University of Arizona
University of Arizona Report on Research

From the Editor

When I was asked to serve as guest editor of this issue of Report on Research, I grimaced. I've worked in higher education for more than a decade, but primarily at a Midwestern university with a strong focus on general education. What could I say about the cutting-edge research and scholarship going on a doctoral/research university?

It turns out, plenty. This issue of Report on Research provided more than enough grist for the mental mill. For one thing, it offers a glimpse at the sheer breadth of research going on at this diverse institution. And in some cases, conducting that research takes real intestinal fortitude.

Consider for a moment Michael Mulcahy, an assistant professor of media arts. Mulcahy ventured into some of Arizona's toughest prisons to observe how new corrections officers interact with what many would call a throw-away population: inmates. Mulcahy first studied how new corrections officers were trained, then tracked four officers in their first nine months on the job. His results are both revealing and troubling.
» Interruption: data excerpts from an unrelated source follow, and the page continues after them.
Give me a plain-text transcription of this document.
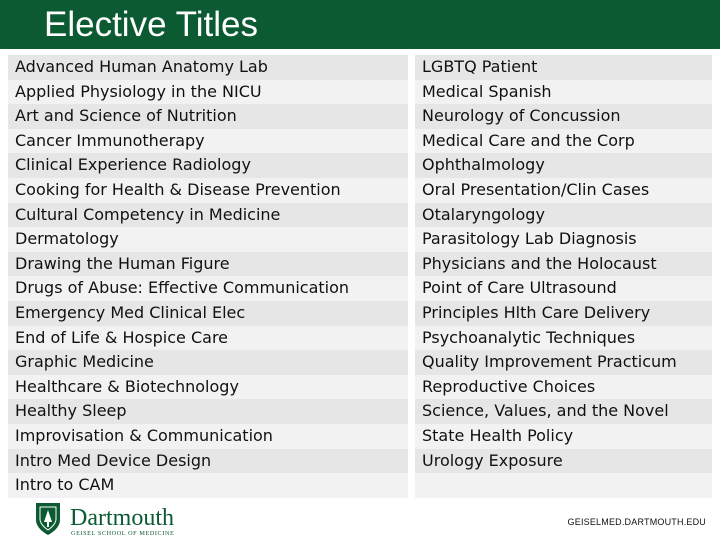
Elective Titles
Advanced Human Anatomy Lab
Applied Physiology in the NICU
Art and Science of Nutrition
Cancer Immunotherapy
Clinical Experience Radiology
Cooking for Health & Disease Prevention
Cultural Competency in Medicine
Dermatology
Drawing the Human Figure
Drugs of Abuse: Effective Communication
Emergency Med Clinical Elec
End of Life & Hospice Care
Graphic Medicine
Healthcare & Biotechnology
Healthy Sleep
Improvisation & Communication
Intro Med Device Design
Intro to CAM
LGBTQ Patient
Medical Spanish
Neurology of Concussion
Medical Care and the Corp
Ophthalmology
Oral Presentation/Clin Cases
Otalaryngology
Parasitology Lab Diagnosis
Physicians and the Holocaust
Point of Care Ultrasound
Principles Hlth Care Delivery
Psychoanalytic Techniques
Quality Improvement Practicum
Reproductive Choices
Science, Values, and the Novel
State Health Policy
Urology Exposure
Dartmouth
GEISEL SCHOOL OF MEDICINE
GEISELMED.DARTMOUTH.EDU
Mulcahy isn't the only UA researcher studying a marginalized population. Researchers from the Southwest Institute for Research on Women are in the midst of two five-year projects that will look at issues like alcohol and drug abuse among poor women and children. The knowledge they gain will be the ray of hope that may one day change such destructive behaviors.

On another part of campus, the high-tech research going on in the Biomedical Engineering Program could lead to the manufacture of human tissue. The interdisciplinary program brings together some of the top minds in engineering and medicine to generate blood cells and build tissue Ð literally cell by cell. Amazingly, the machines these researchers are using were originally designed to build electronic circuits.
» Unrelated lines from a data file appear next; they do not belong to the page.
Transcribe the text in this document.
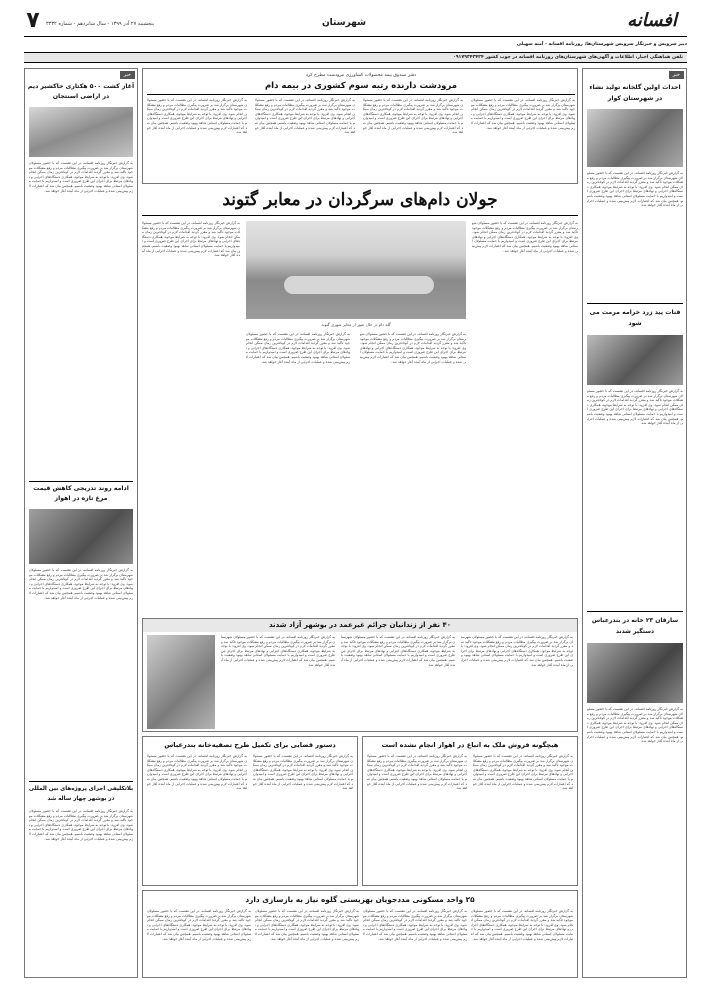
۷	پنجشنبه ۲۷ آذر ۱۳۹۹ - سال شانزدهم - شماره ۳۳۳۲	شهرستان	افسانه
دبیر سرویس و خبرنگار سرویس شهرستان‌ها: روزنامه افسانه - آمنه سهیلی
تلفن هماهنگی اخبار، اطلاعات و آگهی‌های شهرستان‌های روزنامه افسانه در چوب کشور ۰۹۱۷۹۳۴۳۴۲۴
خبر
آغاز کشت ۵۰۰ هکتاری خاکشیر دیم در اراضی اسنتجان
به گزارش خبرنگار روزنامه افسانه، در این نشست که با حضور مسئولان شهرستان برگزار شد بر ضرورت پیگیری مطالبات مردم و رفع مشکلات موجود تاکید شد و مقرر گردید اقدامات لازم در کوتاه‌ترین زمان ممکن انجام شود. وی افزود: با توجه به شرایط موجود، همکاری دستگاه‌های اجرایی و نهادهای مرتبط برای اجرای این طرح ضروری است و امیدواریم با حمایت مسئولان استانی شاهد بهبود وضعیت باشیم. همچنین بیان شد که اعتبارات لازم پیش‌بینی شده و عملیات اجرایی از ماه آینده آغاز خواهد شد.
ادامه روند تدریجی کاهش قیمت مرغ تازه در اهواز
به گزارش خبرنگار روزنامه افسانه، در این نشست که با حضور مسئولان شهرستان برگزار شد بر ضرورت پیگیری مطالبات مردم و رفع مشکلات موجود تاکید شد و مقرر گردید اقدامات لازم در کوتاه‌ترین زمان ممکن انجام شود. وی افزود: با توجه به شرایط موجود، همکاری دستگاه‌های اجرایی و نهادهای مرتبط برای اجرای این طرح ضروری است و امیدواریم با حمایت مسئولان استانی شاهد بهبود وضعیت باشیم. همچنین بیان شد که اعتبارات لازم پیش‌بینی شده و عملیات اجرایی از ماه آینده آغاز خواهد شد.
بلاتکلیفی اجرای پروژه‌های بین المللی در بوشهر چهار ساله شد
به گزارش خبرنگار روزنامه افسانه، در این نشست که با حضور مسئولان شهرستان برگزار شد بر ضرورت پیگیری مطالبات مردم و رفع مشکلات موجود تاکید شد و مقرر گردید اقدامات لازم در کوتاه‌ترین زمان ممکن انجام شود. وی افزود: با توجه به شرایط موجود، همکاری دستگاه‌های اجرایی و نهادهای مرتبط برای اجرای این طرح ضروری است و امیدواریم با حمایت مسئولان استانی شاهد بهبود وضعیت باشیم. همچنین بیان شد که اعتبارات لازم پیش‌بینی شده و عملیات اجرایی از ماه آینده آغاز خواهد شد.
خبر
احداث اولین گلخانه تولید نشاء در شهرستان کوار
به گزارش خبرنگار روزنامه افسانه، در این نشست که با حضور مسئولان شهرستان برگزار شد بر ضرورت پیگیری مطالبات مردم و رفع مشکلات موجود تاکید شد و مقرر گردید اقدامات لازم در کوتاه‌ترین زمان ممکن انجام شود. وی افزود: با توجه به شرایط موجود، همکاری دستگاه‌های اجرایی و نهادهای مرتبط برای اجرای این طرح ضروری است و امیدواریم با حمایت مسئولان استانی شاهد بهبود وضعیت باشیم. همچنین بیان شد که اعتبارات لازم پیش‌بینی شده و عملیات اجرایی از ماه آینده آغاز خواهد شد.
قنات پید زرد خرامه مرمت می شود
به گزارش خبرنگار روزنامه افسانه، در این نشست که با حضور مسئولان شهرستان برگزار شد بر ضرورت پیگیری مطالبات مردم و رفع مشکلات موجود تاکید شد و مقرر گردید اقدامات لازم در کوتاه‌ترین زمان ممکن انجام شود. وی افزود: با توجه به شرایط موجود، همکاری دستگاه‌های اجرایی و نهادهای مرتبط برای اجرای این طرح ضروری است و امیدواریم با حمایت مسئولان استانی شاهد بهبود وضعیت باشیم. همچنین بیان شد که اعتبارات لازم پیش‌بینی شده و عملیات اجرایی از ماه آینده آغاز خواهد شد.
سارقان ۲۳ خانه در بندرعباس دستگیر شدند
به گزارش خبرنگار روزنامه افسانه، در این نشست که با حضور مسئولان شهرستان برگزار شد بر ضرورت پیگیری مطالبات مردم و رفع مشکلات موجود تاکید شد و مقرر گردید اقدامات لازم در کوتاه‌ترین زمان ممکن انجام شود. وی افزود: با توجه به شرایط موجود، همکاری دستگاه‌های اجرایی و نهادهای مرتبط برای اجرای این طرح ضروری است و امیدواریم با حمایت مسئولان استانی شاهد بهبود وضعیت باشیم. همچنین بیان شد که اعتبارات لازم پیش‌بینی شده و عملیات اجرایی از ماه آینده آغاز خواهد شد.
دفتر صندوق بیمه محصولات کشاورزی مرودشت مطرح کرد
مرودشت دارنده رتبه سوم کشوری در بیمه دام
به گزارش خبرنگار روزنامه افسانه، در این نشست که با حضور مسئولان شهرستان برگزار شد بر ضرورت پیگیری مطالبات مردم و رفع مشکلات موجود تاکید شد و مقرر گردید اقدامات لازم در کوتاه‌ترین زمان ممکن انجام شود. وی افزود: با توجه به شرایط موجود، همکاری دستگاه‌های اجرایی و نهادهای مرتبط برای اجرای این طرح ضروری است و امیدواریم با حمایت مسئولان استانی شاهد بهبود وضعیت باشیم. همچنین بیان شد که اعتبارات لازم پیش‌بینی شده و عملیات اجرایی از ماه آینده آغاز خواهد شد.
به گزارش خبرنگار روزنامه افسانه، در این نشست که با حضور مسئولان شهرستان برگزار شد بر ضرورت پیگیری مطالبات مردم و رفع مشکلات موجود تاکید شد و مقرر گردید اقدامات لازم در کوتاه‌ترین زمان ممکن انجام شود. وی افزود: با توجه به شرایط موجود، همکاری دستگاه‌های اجرایی و نهادهای مرتبط برای اجرای این طرح ضروری است و امیدواریم با حمایت مسئولان استانی شاهد بهبود وضعیت باشیم. همچنین بیان شد که اعتبارات لازم پیش‌بینی شده و عملیات اجرایی از ماه آینده آغاز خواهد شد.
به گزارش خبرنگار روزنامه افسانه، در این نشست که با حضور مسئولان شهرستان برگزار شد بر ضرورت پیگیری مطالبات مردم و رفع مشکلات موجود تاکید شد و مقرر گردید اقدامات لازم در کوتاه‌ترین زمان ممکن انجام شود. وی افزود: با توجه به شرایط موجود، همکاری دستگاه‌های اجرایی و نهادهای مرتبط برای اجرای این طرح ضروری است و امیدواریم با حمایت مسئولان استانی شاهد بهبود وضعیت باشیم. همچنین بیان شد که اعتبارات لازم پیش‌بینی شده و عملیات اجرایی از ماه آینده آغاز خواهد شد.
به گزارش خبرنگار روزنامه افسانه، در این نشست که با حضور مسئولان شهرستان برگزار شد بر ضرورت پیگیری مطالبات مردم و رفع مشکلات موجود تاکید شد و مقرر گردید اقدامات لازم در کوتاه‌ترین زمان ممکن انجام شود. وی افزود: با توجه به شرایط موجود، همکاری دستگاه‌های اجرایی و نهادهای مرتبط برای اجرای این طرح ضروری است و امیدواریم با حمایت مسئولان استانی شاهد بهبود وضعیت باشیم. همچنین بیان شد که اعتبارات لازم پیش‌بینی شده و عملیات اجرایی از ماه آینده آغاز خواهد شد.
جولان دام‌های سرگردان در معابر گتوند
گله دام در حال عبور از معابر شهری گتوند
به گزارش خبرنگار روزنامه افسانه، در این نشست که با حضور مسئولان شهرستان برگزار شد بر ضرورت پیگیری مطالبات مردم و رفع مشکلات موجود تاکید شد و مقرر گردید اقدامات لازم در کوتاه‌ترین زمان ممکن انجام شود. وی افزود: با توجه به شرایط موجود، همکاری دستگاه‌های اجرایی و نهادهای مرتبط برای اجرای این طرح ضروری است و امیدواریم با حمایت مسئولان استانی شاهد بهبود وضعیت باشیم. همچنین بیان شد که اعتبارات لازم پیش‌بینی شده و عملیات اجرایی از ماه آینده آغاز خواهد شد.
به گزارش خبرنگار روزنامه افسانه، در این نشست که با حضور مسئولان شهرستان برگزار شد بر ضرورت پیگیری مطالبات مردم و رفع مشکلات موجود تاکید شد و مقرر گردید اقدامات لازم در کوتاه‌ترین زمان ممکن انجام شود. وی افزود: با توجه به شرایط موجود، همکاری دستگاه‌های اجرایی و نهادهای مرتبط برای اجرای این طرح ضروری است و امیدواریم با حمایت مسئولان استانی شاهد بهبود وضعیت باشیم. همچنین بیان شد که اعتبارات لازم پیش‌بینی شده و عملیات اجرایی از ماه آینده آغاز خواهد شد.
به گزارش خبرنگار روزنامه افسانه، در این نشست که با حضور مسئولان شهرستان برگزار شد بر ضرورت پیگیری مطالبات مردم و رفع مشکلات موجود تاکید شد و مقرر گردید اقدامات لازم در کوتاه‌ترین زمان ممکن انجام شود. وی افزود: با توجه به شرایط موجود، همکاری دستگاه‌های اجرایی و نهادهای مرتبط برای اجرای این طرح ضروری است و امیدواریم با حمایت مسئولان استانی شاهد بهبود وضعیت باشیم. همچنین بیان شد که اعتبارات لازم پیش‌بینی شده و عملیات اجرایی از ماه آینده آغاز خواهد شد.
به گزارش خبرنگار روزنامه افسانه، در این نشست که با حضور مسئولان شهرستان برگزار شد بر ضرورت پیگیری مطالبات مردم و رفع مشکلات موجود تاکید شد و مقرر گردید اقدامات لازم در کوتاه‌ترین زمان ممکن انجام شود. وی افزود: با توجه به شرایط موجود، همکاری دستگاه‌های اجرایی و نهادهای مرتبط برای اجرای این طرح ضروری است و امیدواریم با حمایت مسئولان استانی شاهد بهبود وضعیت باشیم. همچنین بیان شد که اعتبارات لازم پیش‌بینی شده و عملیات اجرایی از ماه آینده آغاز خواهد شد.
۴۰ نفر از زندانیان جرائم غیرعمد در بوشهر آزاد شدند
به گزارش خبرنگار روزنامه افسانه، در این نشست که با حضور مسئولان شهرستان برگزار شد بر ضرورت پیگیری مطالبات مردم و رفع مشکلات موجود تاکید شد و مقرر گردید اقدامات لازم در کوتاه‌ترین زمان ممکن انجام شود. وی افزود: با توجه به شرایط موجود، همکاری دستگاه‌های اجرایی و نهادهای مرتبط برای اجرای این طرح ضروری است و امیدواریم با حمایت مسئولان استانی شاهد بهبود وضعیت باشیم. همچنین بیان شد که اعتبارات لازم پیش‌بینی شده و عملیات اجرایی از ماه آینده آغاز خواهد شد.
به گزارش خبرنگار روزنامه افسانه، در این نشست که با حضور مسئولان شهرستان برگزار شد بر ضرورت پیگیری مطالبات مردم و رفع مشکلات موجود تاکید شد و مقرر گردید اقدامات لازم در کوتاه‌ترین زمان ممکن انجام شود. وی افزود: با توجه به شرایط موجود، همکاری دستگاه‌های اجرایی و نهادهای مرتبط برای اجرای این طرح ضروری است و امیدواریم با حمایت مسئولان استانی شاهد بهبود وضعیت باشیم. همچنین بیان شد که اعتبارات لازم پیش‌بینی شده و عملیات اجرایی از ماه آینده آغاز خواهد شد.
به گزارش خبرنگار روزنامه افسانه، در این نشست که با حضور مسئولان شهرستان برگزار شد بر ضرورت پیگیری مطالبات مردم و رفع مشکلات موجود تاکید شد و مقرر گردید اقدامات لازم در کوتاه‌ترین زمان ممکن انجام شود. وی افزود: با توجه به شرایط موجود، همکاری دستگاه‌های اجرایی و نهادهای مرتبط برای اجرای این طرح ضروری است و امیدواریم با حمایت مسئولان استانی شاهد بهبود وضعیت باشیم. همچنین بیان شد که اعتبارات لازم پیش‌بینی شده و عملیات اجرایی از ماه آینده آغاز خواهد شد.
هیچگونه فروش ملک به اتباع در اهواز انجام نشده است
به گزارش خبرنگار روزنامه افسانه، در این نشست که با حضور مسئولان شهرستان برگزار شد بر ضرورت پیگیری مطالبات مردم و رفع مشکلات موجود تاکید شد و مقرر گردید اقدامات لازم در کوتاه‌ترین زمان ممکن انجام شود. وی افزود: با توجه به شرایط موجود، همکاری دستگاه‌های اجرایی و نهادهای مرتبط برای اجرای این طرح ضروری است و امیدواریم با حمایت مسئولان استانی شاهد بهبود وضعیت باشیم. همچنین بیان شد که اعتبارات لازم پیش‌بینی شده و عملیات اجرایی از ماه آینده آغاز خواهد شد.
به گزارش خبرنگار روزنامه افسانه، در این نشست که با حضور مسئولان شهرستان برگزار شد بر ضرورت پیگیری مطالبات مردم و رفع مشکلات موجود تاکید شد و مقرر گردید اقدامات لازم در کوتاه‌ترین زمان ممکن انجام شود. وی افزود: با توجه به شرایط موجود، همکاری دستگاه‌های اجرایی و نهادهای مرتبط برای اجرای این طرح ضروری است و امیدواریم با حمایت مسئولان استانی شاهد بهبود وضعیت باشیم. همچنین بیان شد که اعتبارات لازم پیش‌بینی شده و عملیات اجرایی از ماه آینده آغاز خواهد شد.
دستور قضایی برای تکمیل طرح تصفیه‌خانه بندرعباس
به گزارش خبرنگار روزنامه افسانه، در این نشست که با حضور مسئولان شهرستان برگزار شد بر ضرورت پیگیری مطالبات مردم و رفع مشکلات موجود تاکید شد و مقرر گردید اقدامات لازم در کوتاه‌ترین زمان ممکن انجام شود. وی افزود: با توجه به شرایط موجود، همکاری دستگاه‌های اجرایی و نهادهای مرتبط برای اجرای این طرح ضروری است و امیدواریم با حمایت مسئولان استانی شاهد بهبود وضعیت باشیم. همچنین بیان شد که اعتبارات لازم پیش‌بینی شده و عملیات اجرایی از ماه آینده آغاز خواهد شد.
به گزارش خبرنگار روزنامه افسانه، در این نشست که با حضور مسئولان شهرستان برگزار شد بر ضرورت پیگیری مطالبات مردم و رفع مشکلات موجود تاکید شد و مقرر گردید اقدامات لازم در کوتاه‌ترین زمان ممکن انجام شود. وی افزود: با توجه به شرایط موجود، همکاری دستگاه‌های اجرایی و نهادهای مرتبط برای اجرای این طرح ضروری است و امیدواریم با حمایت مسئولان استانی شاهد بهبود وضعیت باشیم. همچنین بیان شد که اعتبارات لازم پیش‌بینی شده و عملیات اجرایی از ماه آینده آغاز خواهد شد.
۲۵ واحد مسکونی مددجویان بهزیستی گلوه نیاز به بازسازی دارد
به گزارش خبرنگار روزنامه افسانه، در این نشست که با حضور مسئولان شهرستان برگزار شد بر ضرورت پیگیری مطالبات مردم و رفع مشکلات موجود تاکید شد و مقرر گردید اقدامات لازم در کوتاه‌ترین زمان ممکن انجام شود. وی افزود: با توجه به شرایط موجود، همکاری دستگاه‌های اجرایی و نهادهای مرتبط برای اجرای این طرح ضروری است و امیدواریم با حمایت مسئولان استانی شاهد بهبود وضعیت باشیم. همچنین بیان شد که اعتبارات لازم پیش‌بینی شده و عملیات اجرایی از ماه آینده آغاز خواهد شد.
به گزارش خبرنگار روزنامه افسانه، در این نشست که با حضور مسئولان شهرستان برگزار شد بر ضرورت پیگیری مطالبات مردم و رفع مشکلات موجود تاکید شد و مقرر گردید اقدامات لازم در کوتاه‌ترین زمان ممکن انجام شود. وی افزود: با توجه به شرایط موجود، همکاری دستگاه‌های اجرایی و نهادهای مرتبط برای اجرای این طرح ضروری است و امیدواریم با حمایت مسئولان استانی شاهد بهبود وضعیت باشیم. همچنین بیان شد که اعتبارات لازم پیش‌بینی شده و عملیات اجرایی از ماه آینده آغاز خواهد شد.
به گزارش خبرنگار روزنامه افسانه، در این نشست که با حضور مسئولان شهرستان برگزار شد بر ضرورت پیگیری مطالبات مردم و رفع مشکلات موجود تاکید شد و مقرر گردید اقدامات لازم در کوتاه‌ترین زمان ممکن انجام شود. وی افزود: با توجه به شرایط موجود، همکاری دستگاه‌های اجرایی و نهادهای مرتبط برای اجرای این طرح ضروری است و امیدواریم با حمایت مسئولان استانی شاهد بهبود وضعیت باشیم. همچنین بیان شد که اعتبارات لازم پیش‌بینی شده و عملیات اجرایی از ماه آینده آغاز خواهد شد.
به گزارش خبرنگار روزنامه افسانه، در این نشست که با حضور مسئولان شهرستان برگزار شد بر ضرورت پیگیری مطالبات مردم و رفع مشکلات موجود تاکید شد و مقرر گردید اقدامات لازم در کوتاه‌ترین زمان ممکن انجام شود. وی افزود: با توجه به شرایط موجود، همکاری دستگاه‌های اجرایی و نهادهای مرتبط برای اجرای این طرح ضروری است و امیدواریم با حمایت مسئولان استانی شاهد بهبود وضعیت باشیم. همچنین بیان شد که اعتبارات لازم پیش‌بینی شده و عملیات اجرایی از ماه آینده آغاز خواهد شد.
That's research from some pretty diverse disciplines. Yet nowhere on campus is the variety of research and scholarship more evident than at the University of Arizona Press. In existence since 1959, the UA Press has published more than 1,000 titles ranging from New York Times' best sellers to a dictionary of the Hopi language. Anthropologists and environmentalists have put their passions to paper. Books on the unique geography of the Southwest are numerous.

Director Christine Szuter puts the publishing in perspective when she speaks of the work of the Press. Yet she might just as well be speaking of the dozens of disciplines that day after day, year after year, make the University of Arizona one of the finest universities in the country.

"We ultimately form," says Szuter, "a core part of the intellectual foundation of a Research I institution."


Kate Harrison
Guest Editor
Kate Harrison is a freelance writer and editor in Tucson. She spent much of her career producing publications for the University of Dayton.